The #BlackLivesMatter movement and its parallel campaigns (e.g., #BlackOutTuesday, #PullUpOrShutUp), the Anti-Terrorism Bill, and the guilty verdict on Maria Ressa's case have made me think a lot about performance activism. Do social media movements help and/or harm, and to what extend? How do we avoid confirmation bias as a society? How do we translate captions, black squares, and hashtags into policy and systemic change? This has been a constant line of questioning in my work too.

Here are some of my favorite reads:

"Honestly, I have never fully understood the endgame of stuff like this. What is it? Awareness? Solidarity? How does it ultimately help the people we say we stand with and for?"
"[But] reading books without living out the relational and the heart stuff just makes you a well-read racist."
"If you do choose direct action, be there for the entire process; and no, you don’t get to chair the discussion; you don’t get to be the media spokesperson. [...] What matters here is that you are not showing up with a sense of entitlement as to what you want to do."
"I’m empathetic to the reality that this has been a wake-up call for a lot of folks, but it can be challenging to separate the profound from the performative."

How to Participate in Politics (unsure when it was published but I read this in June)

"Think about voting not only as an expression of your beliefs but also as a choice with consequences."

Posts from @rallyandrise


  • Making sushi bake! Masarap.

  • Seeing my cousins briefly for the first time since February. Nakakabuhay.
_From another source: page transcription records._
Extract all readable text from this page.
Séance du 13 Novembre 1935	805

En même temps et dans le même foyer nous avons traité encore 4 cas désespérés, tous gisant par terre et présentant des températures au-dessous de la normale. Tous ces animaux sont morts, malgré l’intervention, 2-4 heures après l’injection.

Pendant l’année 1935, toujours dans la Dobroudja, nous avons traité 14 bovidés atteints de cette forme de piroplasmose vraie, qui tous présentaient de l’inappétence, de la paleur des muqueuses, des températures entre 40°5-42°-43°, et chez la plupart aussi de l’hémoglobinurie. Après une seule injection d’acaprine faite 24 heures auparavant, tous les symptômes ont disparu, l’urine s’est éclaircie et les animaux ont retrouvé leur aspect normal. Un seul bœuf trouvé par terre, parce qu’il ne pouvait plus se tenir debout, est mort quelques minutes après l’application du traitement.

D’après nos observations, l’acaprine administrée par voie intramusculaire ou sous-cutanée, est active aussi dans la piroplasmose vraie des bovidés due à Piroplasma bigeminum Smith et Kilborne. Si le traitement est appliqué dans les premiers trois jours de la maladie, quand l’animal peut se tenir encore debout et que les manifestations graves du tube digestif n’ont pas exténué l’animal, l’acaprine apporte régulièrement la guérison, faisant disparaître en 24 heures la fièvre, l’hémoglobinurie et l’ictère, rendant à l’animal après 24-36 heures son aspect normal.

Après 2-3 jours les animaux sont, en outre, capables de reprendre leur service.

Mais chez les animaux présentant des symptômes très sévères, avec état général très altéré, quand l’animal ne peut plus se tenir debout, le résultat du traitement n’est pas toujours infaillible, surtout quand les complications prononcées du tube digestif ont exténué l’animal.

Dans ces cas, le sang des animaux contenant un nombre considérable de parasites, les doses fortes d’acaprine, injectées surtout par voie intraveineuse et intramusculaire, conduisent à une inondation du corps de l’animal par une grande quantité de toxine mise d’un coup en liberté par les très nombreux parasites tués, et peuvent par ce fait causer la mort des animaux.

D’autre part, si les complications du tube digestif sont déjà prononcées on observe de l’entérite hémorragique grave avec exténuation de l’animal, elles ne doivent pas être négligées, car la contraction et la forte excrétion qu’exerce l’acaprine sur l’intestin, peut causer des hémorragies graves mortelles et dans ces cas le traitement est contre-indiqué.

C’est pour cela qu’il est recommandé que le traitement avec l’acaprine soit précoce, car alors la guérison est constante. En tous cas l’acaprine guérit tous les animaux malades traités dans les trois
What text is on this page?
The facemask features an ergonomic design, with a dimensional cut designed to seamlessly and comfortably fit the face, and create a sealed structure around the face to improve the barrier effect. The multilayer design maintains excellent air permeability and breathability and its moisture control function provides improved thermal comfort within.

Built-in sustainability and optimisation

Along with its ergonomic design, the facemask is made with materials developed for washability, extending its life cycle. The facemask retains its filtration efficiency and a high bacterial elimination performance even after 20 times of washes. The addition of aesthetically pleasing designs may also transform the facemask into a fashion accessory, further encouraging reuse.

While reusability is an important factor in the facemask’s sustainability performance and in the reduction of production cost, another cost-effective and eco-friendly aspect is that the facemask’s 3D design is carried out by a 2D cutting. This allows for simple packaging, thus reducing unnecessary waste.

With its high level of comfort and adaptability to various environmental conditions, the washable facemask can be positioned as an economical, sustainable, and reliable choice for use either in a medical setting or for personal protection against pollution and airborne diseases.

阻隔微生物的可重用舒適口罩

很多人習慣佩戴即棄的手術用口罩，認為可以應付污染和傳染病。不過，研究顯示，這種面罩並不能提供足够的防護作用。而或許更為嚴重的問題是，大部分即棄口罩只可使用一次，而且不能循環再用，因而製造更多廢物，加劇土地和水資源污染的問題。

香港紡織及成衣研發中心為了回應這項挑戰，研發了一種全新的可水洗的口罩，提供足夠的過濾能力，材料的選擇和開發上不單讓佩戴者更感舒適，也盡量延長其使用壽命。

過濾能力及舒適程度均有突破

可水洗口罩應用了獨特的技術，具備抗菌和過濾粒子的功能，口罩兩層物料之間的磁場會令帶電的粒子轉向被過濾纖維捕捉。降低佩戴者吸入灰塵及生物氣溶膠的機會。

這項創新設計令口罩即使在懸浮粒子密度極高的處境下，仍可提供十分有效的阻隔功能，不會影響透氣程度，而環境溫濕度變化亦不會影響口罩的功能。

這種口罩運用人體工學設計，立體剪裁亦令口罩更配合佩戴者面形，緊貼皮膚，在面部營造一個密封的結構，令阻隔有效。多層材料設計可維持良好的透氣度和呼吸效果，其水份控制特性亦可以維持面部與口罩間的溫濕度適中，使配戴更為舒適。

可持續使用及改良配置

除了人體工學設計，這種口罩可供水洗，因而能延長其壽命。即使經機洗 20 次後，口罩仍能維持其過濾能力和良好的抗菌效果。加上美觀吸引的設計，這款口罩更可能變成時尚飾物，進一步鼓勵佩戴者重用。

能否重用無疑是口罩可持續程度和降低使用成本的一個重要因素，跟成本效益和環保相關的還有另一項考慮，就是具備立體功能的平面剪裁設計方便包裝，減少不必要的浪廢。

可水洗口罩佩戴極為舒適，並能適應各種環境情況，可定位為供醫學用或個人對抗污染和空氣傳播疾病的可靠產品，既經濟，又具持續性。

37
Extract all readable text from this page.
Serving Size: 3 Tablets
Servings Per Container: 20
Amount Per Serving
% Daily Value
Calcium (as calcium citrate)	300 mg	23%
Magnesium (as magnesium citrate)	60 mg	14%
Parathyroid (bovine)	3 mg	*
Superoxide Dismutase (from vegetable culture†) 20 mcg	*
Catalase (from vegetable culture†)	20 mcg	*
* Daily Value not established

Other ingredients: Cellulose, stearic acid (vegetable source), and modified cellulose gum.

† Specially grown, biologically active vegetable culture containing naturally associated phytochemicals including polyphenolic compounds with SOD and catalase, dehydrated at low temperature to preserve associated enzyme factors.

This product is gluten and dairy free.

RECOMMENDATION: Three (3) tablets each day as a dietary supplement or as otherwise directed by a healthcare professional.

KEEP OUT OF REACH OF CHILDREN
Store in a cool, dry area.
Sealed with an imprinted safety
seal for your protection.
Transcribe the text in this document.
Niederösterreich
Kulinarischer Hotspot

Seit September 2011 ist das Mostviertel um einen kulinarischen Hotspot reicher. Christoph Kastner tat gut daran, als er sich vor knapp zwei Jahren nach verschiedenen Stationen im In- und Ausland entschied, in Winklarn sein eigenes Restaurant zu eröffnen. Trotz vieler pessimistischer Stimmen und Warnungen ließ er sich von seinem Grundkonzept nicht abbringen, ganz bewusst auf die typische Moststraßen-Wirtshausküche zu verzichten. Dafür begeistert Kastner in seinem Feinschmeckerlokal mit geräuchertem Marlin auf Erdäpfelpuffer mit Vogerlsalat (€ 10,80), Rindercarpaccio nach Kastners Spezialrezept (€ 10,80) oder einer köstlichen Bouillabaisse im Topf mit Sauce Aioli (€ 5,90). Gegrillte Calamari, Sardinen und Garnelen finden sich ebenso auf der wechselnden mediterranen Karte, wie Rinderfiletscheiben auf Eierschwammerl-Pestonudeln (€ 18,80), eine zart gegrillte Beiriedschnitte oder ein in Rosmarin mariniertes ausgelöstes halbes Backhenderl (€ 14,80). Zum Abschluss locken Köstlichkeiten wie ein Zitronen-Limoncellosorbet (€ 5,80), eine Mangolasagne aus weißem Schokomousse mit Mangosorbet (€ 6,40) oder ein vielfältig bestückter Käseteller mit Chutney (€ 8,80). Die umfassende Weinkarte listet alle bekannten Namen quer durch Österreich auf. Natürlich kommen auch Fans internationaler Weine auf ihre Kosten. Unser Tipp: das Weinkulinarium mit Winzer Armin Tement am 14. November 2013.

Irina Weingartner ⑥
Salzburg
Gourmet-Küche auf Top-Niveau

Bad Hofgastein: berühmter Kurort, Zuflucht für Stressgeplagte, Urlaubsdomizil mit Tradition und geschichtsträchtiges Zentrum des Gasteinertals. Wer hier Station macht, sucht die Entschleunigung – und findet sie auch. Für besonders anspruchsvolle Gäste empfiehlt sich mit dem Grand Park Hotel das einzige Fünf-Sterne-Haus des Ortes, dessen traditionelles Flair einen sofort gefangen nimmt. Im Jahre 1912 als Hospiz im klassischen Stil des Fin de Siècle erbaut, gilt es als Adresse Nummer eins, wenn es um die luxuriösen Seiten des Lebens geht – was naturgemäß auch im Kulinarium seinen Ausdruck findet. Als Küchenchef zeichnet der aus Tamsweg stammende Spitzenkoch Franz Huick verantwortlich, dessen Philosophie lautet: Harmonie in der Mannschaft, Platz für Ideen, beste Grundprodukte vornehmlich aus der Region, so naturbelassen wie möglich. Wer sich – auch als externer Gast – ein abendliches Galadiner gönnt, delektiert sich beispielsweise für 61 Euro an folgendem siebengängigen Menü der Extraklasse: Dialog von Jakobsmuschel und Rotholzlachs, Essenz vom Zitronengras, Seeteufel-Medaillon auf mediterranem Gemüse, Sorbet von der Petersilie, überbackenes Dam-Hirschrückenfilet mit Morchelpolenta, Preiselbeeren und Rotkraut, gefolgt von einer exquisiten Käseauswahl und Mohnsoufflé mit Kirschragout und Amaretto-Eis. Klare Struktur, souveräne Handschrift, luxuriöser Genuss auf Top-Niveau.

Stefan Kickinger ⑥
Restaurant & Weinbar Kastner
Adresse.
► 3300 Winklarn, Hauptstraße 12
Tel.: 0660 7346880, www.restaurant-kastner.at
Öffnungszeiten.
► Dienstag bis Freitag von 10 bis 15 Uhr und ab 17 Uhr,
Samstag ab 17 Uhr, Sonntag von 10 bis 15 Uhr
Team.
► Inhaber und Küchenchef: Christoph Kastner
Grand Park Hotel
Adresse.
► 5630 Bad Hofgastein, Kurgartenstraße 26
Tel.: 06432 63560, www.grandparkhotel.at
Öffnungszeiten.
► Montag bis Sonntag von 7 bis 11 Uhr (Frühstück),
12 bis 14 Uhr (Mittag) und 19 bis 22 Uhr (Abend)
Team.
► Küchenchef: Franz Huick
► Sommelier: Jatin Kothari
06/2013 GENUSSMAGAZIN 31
  • Moving Egg with me to my apartment. When I looked for a place to move into two years ago, I wanted it to be pet-friendly because I wanted to move Egg here one day. Pre-pandemic, I traveled too often to have her here. Now we're inseparable.


  • Cancel culture. While I agree that there are some people who deserve to be cancelledt (e.g., Harvey Weinstein), there should be levels. Not everyone who says/does something wrong should be cancelled immediately. My friends and I came up with these levels: Call out, Cancel, and Condemn.

  • Silent shaming. While I agree that there are some people who could use their ~platform and ~influence better, not everyone has to post their thoughts on social media or feel pressured to. Some people are doing work quietly through acts of kindness they'd rather not post about, some people need to focus on other matters at the moment, and others are having difficult conversations with family/friends. Change happens in different avenues.

  • I was on a conference call at 9AM and the organizer suddenly said, "I would prefer it if people turned on their videos." I WAS MASKING IN A BATHROBE. BEH, PINAWISAN AKO. No, I didn't turn it on and no, I have not done it again.

  • Making my own salted chocolate brownies. It was dry and I had to eat everything because... no to food waste.

  • Making my own guacamole. I was really excited because I love guacamole but I think I put too much onion. I tried to improve it pero hindi parin masarap.

  • I read three books this month and wasn't over the moon about any of them. Deep by James Nestor was brilliant in content and structure, but it was hard to read about ego-driven free diving accidents. War Doctor by David Nott was full of false humility, which left me wondering if the reviewers on Goodreads and I read the same book. This is an Uprising was well-researched and it helped me make sense of the ongoing protests but overall just okay.